Frage zum Nachbarschaftsrecht
Wer ist für welche Grundstücksgrenze verantwortlich. Es geht hier um den Nachbarn an meiner hinteren Grundstücksgrenze, aus seiner Sicht betrifft es die linke Seite.
Mein Nachbar hatte in der Vergangenheit die gesamte Fläche aufgeschottert und anschließend gepflastert. Weiterhin gestaltete er gleichzeitig ein Gefälle, welches sich zu meinem Grundstück neigt.
Das Nachbargrundstück ist auch durch Aufschotterung und Pflasterung erhöht und hat lediglich einen Abstand zu meiner Grundstücksgrenze von ca. 50 cm. Diese 50 cm erhöhte er dementsprechend und nahm Anpflanzungen vor. Das aufgefüllte Erdreich stützte er mit dünnen Brettern, welche der Pressung und dem Wasser nicht mehr stand halten und verrotet sind.
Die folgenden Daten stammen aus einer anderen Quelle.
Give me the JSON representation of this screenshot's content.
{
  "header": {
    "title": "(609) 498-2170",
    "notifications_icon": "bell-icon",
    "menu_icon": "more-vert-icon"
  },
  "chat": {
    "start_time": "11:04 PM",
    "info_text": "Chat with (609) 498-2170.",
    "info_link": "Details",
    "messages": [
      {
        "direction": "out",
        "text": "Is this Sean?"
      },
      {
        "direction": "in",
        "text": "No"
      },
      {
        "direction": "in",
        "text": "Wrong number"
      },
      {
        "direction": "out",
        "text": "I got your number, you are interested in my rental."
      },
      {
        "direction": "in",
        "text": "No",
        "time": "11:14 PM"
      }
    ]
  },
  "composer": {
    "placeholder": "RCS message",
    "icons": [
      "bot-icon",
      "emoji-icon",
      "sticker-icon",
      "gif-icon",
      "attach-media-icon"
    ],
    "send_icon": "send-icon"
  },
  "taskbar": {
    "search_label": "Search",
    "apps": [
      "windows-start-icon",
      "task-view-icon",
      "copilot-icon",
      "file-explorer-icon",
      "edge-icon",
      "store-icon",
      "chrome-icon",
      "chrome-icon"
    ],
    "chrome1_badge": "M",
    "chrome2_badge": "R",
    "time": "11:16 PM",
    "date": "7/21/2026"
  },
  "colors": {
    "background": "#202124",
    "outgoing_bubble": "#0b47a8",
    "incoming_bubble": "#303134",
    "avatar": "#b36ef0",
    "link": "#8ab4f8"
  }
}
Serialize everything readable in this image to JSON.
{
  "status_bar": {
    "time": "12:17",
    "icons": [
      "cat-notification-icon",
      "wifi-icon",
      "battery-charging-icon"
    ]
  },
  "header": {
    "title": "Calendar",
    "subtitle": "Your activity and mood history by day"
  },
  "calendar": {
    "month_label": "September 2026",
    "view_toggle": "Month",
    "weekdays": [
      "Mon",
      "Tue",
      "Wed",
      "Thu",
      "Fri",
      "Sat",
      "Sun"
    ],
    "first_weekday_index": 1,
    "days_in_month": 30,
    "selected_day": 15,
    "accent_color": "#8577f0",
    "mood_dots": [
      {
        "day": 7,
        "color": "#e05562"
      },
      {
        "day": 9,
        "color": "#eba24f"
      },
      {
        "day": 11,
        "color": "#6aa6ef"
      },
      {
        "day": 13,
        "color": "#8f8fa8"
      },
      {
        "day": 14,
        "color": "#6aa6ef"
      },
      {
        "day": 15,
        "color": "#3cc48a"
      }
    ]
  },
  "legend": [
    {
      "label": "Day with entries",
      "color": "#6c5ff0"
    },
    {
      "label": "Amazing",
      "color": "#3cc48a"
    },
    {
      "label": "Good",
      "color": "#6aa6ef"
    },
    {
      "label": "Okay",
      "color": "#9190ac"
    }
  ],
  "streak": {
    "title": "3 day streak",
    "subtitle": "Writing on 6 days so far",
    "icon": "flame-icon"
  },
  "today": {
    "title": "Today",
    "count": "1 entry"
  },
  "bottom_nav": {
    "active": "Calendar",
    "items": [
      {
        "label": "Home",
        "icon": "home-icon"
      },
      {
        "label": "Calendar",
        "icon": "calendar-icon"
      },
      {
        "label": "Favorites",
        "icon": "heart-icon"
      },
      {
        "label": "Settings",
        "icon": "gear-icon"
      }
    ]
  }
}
Er rüstete die Stützung immer wieder mit Brettchen nach. Erdreich, welches auf mein Grunstück rutschte beseitigte er nicht, sondern füllte neues ein. Ich habe als Grundstücksgrenze einen Maschendrahtzaun gesetzt. Durch den Schnee, der Nachbar schob den gesamten Schnee der Fläche über die Grundstücksgrenze hinaus auf mein Grundstück und verbeulte damit den Zaun.
Das Erdreich ist massiv auf mein Grundstück übergetreten. Meine Zaunpfähle als auch die verbeulten Zaunfelder halten derzeit teilweise die Bretter mit Erdreich des Nachbarn.
Freundliche Grüße.
Antwort von Rechtsanwalt Hüttemann

Rechtsanwalt Hüttemann, 33449 Langenberg
Schwerpunkt: Verbraucherrecht
Vertretungsbefugt bei allen Amtsgerichten, Landgerichten und Oberlandesgerichten
Sehr geehrter Ratsuchender,
vielen Dank für Ihre Anfrage, zu der ich auf der Grundlage Ihrer Sachverhaltsschilderung wie folgt Stellung nehme.
Hinsichtlich der von Ihrem Nachbarn angelegten Aufschotterung und Pflasterung gelten nach den nachbarrechtlichen Bestimmungen bestimmte Mindestabstände, die einzuhalten sind. Exemplarisch hierzu die Regelung für NRW in § 31 Absatz 1 Nachbarrechtsgesetz:
Mit Aufschichtungen von Holz, Steinen, Stroh und dergleichen sowie sonstigen mit dem Grundstück nicht fest verbundenen Anlagen, die nicht über 2 m hoch sind, ist ein Mindestabstand von 0,50 m von der Grenze einzuhalten. Sind sie höher, so muß der Abstand um so viel über 0,50 m betragen, als ihre Höhe das Maß von 2 m übersteigt.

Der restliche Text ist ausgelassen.